Like almost every democrat politician in the 20th (and 21st) century FDR enjoyed total support from the media and the media writes the history books. FDR was a skilled orator who could make a restaurant menu sound profound but it was almost total B.S. FDR and Hitler entered the political arena at roughly the same time and FDR should have been aware of the Nazi threat but according to Eric Larson's book "In the Garden of the Beasts" which chronicles FDR's ambassador to Berlin in the 30's, it appears that FDR was so focused on his "Great Depression" that there was virtually no coherent foreign policy. As a matter of fact the Brits were shocked that their was no espionage network or counter espionage network in place in the U.S. during the FDR administration.
 
Like almost every democrat politician in the 20th (and 21st) century FDR enjoyed total support from the media and the media writes the history books. FDR was a skilled orator who could make a restaurant menu sound profound but it was almost total B.S. FDR and Hitler entered the political arena at roughly the same time and FDR should have been aware of the Nazi threat but according to Eric Larson's book "In the Garden of the Beasts" which chronicles FDR's ambassador to Berlin in the 30's, it appears that FDR was so focused on his "Great Depression" that there was virtually no coherent foreign policy. As a matter of fact the Brits were shocked that their was no espionage network or counter espionage network in place in the U.S. during the FDR administration.
Historians nearly unanimously consider FDR to be our greatest modern president
 
As Fleming points out in the article cited in the OP, shortly after Sicily fell, Italy’s King Victor Emmanuel III fired Mussolini and appointed Field Marshal Pietro Badoglio premier. This illustrates the fact that the Axis nations were not identical. There was no one around in Germany who could fire Hitler, but in Italy the king fired Mussolini, and in Japan the cabinet and the imperial court teamed up to force Tojo to resign and replaced him with the far more moderate Suzuki.

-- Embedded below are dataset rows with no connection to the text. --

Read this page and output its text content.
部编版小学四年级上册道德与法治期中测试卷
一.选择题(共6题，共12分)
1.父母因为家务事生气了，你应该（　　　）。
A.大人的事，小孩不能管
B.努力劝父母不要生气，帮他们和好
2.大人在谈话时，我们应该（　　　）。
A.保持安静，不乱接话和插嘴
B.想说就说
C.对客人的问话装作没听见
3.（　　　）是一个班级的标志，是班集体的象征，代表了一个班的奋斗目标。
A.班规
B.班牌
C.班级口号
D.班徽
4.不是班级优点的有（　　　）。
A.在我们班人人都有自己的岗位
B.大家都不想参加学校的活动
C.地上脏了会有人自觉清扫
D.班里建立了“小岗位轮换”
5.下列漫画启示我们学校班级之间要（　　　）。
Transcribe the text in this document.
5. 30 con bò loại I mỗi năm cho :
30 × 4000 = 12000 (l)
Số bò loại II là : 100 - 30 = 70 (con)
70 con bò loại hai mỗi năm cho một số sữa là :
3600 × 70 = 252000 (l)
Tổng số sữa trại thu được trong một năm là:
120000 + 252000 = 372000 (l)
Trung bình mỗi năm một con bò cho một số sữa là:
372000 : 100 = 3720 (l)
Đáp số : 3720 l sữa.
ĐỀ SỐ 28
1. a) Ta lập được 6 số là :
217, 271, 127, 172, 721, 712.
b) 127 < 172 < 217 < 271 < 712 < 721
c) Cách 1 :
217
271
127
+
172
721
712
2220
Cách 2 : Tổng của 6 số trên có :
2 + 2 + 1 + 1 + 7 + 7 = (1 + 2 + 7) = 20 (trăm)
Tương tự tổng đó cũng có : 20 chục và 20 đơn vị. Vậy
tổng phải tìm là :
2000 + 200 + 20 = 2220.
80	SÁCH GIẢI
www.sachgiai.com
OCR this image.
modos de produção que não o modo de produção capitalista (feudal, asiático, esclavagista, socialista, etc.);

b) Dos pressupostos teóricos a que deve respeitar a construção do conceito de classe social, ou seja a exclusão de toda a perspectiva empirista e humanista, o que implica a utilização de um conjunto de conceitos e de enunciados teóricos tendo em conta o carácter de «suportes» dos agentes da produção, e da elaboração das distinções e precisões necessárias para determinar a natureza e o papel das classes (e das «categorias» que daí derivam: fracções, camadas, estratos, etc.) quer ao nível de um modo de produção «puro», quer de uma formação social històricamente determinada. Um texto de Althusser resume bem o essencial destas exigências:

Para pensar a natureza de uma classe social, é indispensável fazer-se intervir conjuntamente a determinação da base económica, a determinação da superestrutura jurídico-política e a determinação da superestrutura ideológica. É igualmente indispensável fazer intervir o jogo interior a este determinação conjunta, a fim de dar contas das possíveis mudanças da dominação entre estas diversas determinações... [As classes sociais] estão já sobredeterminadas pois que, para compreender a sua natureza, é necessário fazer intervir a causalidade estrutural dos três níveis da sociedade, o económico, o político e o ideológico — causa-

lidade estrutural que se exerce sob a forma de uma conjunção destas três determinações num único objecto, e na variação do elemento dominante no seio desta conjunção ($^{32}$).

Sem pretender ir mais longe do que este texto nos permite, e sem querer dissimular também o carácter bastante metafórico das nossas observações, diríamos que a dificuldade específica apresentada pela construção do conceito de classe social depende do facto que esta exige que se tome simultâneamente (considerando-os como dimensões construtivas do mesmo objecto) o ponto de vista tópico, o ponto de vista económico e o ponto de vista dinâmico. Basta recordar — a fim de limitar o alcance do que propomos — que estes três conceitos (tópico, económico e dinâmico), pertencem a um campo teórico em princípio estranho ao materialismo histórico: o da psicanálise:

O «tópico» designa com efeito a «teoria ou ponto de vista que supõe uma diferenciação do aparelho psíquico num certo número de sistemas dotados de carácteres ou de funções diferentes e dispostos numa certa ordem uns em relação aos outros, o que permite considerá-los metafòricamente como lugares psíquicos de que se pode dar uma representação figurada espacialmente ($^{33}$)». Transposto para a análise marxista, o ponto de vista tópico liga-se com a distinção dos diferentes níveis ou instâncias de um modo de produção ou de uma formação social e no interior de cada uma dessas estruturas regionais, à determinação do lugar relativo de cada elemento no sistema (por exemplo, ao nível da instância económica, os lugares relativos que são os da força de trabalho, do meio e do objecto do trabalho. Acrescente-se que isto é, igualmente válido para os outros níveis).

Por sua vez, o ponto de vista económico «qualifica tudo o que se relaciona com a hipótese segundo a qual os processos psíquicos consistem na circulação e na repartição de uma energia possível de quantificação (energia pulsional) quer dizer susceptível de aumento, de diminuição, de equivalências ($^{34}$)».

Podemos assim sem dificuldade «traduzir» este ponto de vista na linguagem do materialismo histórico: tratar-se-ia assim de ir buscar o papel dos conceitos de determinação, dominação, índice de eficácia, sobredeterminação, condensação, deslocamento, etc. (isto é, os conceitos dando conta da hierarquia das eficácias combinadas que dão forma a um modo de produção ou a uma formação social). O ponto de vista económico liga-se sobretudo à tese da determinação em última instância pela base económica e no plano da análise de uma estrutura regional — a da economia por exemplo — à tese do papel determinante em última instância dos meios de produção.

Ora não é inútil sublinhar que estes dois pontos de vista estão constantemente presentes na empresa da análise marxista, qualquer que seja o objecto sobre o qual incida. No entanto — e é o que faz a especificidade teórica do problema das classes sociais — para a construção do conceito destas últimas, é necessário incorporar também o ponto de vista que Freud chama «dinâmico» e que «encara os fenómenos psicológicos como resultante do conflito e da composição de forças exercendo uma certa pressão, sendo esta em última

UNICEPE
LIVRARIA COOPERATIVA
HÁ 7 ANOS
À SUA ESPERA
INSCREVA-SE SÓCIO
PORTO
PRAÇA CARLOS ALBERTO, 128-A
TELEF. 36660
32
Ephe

In Italy's case, the fighting could have ended six weeks earlier, saving thousands British and American lives, if FDR had accepted the first peace offer from Badoglio. It took Churchill, Eisenhower, and others six precious weeks to convince FDR to relent on unconditional surrender for Italy. In those intervening six weeks, the Germans moved 24 divisions into Italy, and those German soldiers killed thousands of American and British soldiers that would have been spared death if FDR had simply accepted Badoglio's first peace offer.
 
As chance would have it, RealClearHistory.com is carrying an article that agrees that FDR's insistence on unconditional surrender needlessly cost millions of lives. Here's an excerpt from it:

Several of Hitler's former generals have attested to the lengthening of the war caused by unconditional surrender. Once the policy was adopted in 1943 it gave Joseph Goebbels an important propaganda weapon. . . . This hardened the resolve of ordinary Germans to fight on to the bitter end, especially on the Eastern Front. If no quarter could be expected then surrender was not an option. Consequently millions of people would die because of the inflexibility of Allied policy. Furthermore, because unconditional surrender ensured that the Germans would fight on no matter what the cost, it also ensured that the Soviets would have to fight their way across Eastern Europe and deep into Germany proper. . . .​

Undercutting German resistance efforts. . . . The most important of these, that within some echelons of the German officer corps, stood a reasonable chance of success. However, the eventual success of any coup against Hitler depended on the ability of the resistance to say that the Allies would help stabilize Germany if it was led by someone other than Hitler. The policy of unconditional surrender significantly undercut any popular support that the resistance could count upon.​

By January 1943 (when unconditional surrender was decided) large pockets of Jews within Nazi-occupied Europe were still alive, including practically all of the Jews within the major ghettoes of Warsaw and Łódz. These Jews would be slaughtered in the gas chambers of Nazi death camps throughout 1943. In 1944 the Jewish population of Hungary also would be largely exterminated in Auschwitz-Birkenau. Had a more flexible policy been adopted by Roosevelt and Churchill, a policy which would have allowed Germans to surrender anywhere under any circumstances, the German war effort probably would have collapsed much sooner than May 1945. (Unconditional Surrender)​
 
FDR saved Europe
There would be no EU today without the wise decisions of our greatest president
 
FDR saved Europe
There would be no EU today without the wise decisions of our greatest president

You mean he saved most of Western Europe, and he could have saved it much earlier and with millions of fewer lives lost. He handed over Eastern Europe to Stalin and paved the way for the Chinese Communists to enslave China.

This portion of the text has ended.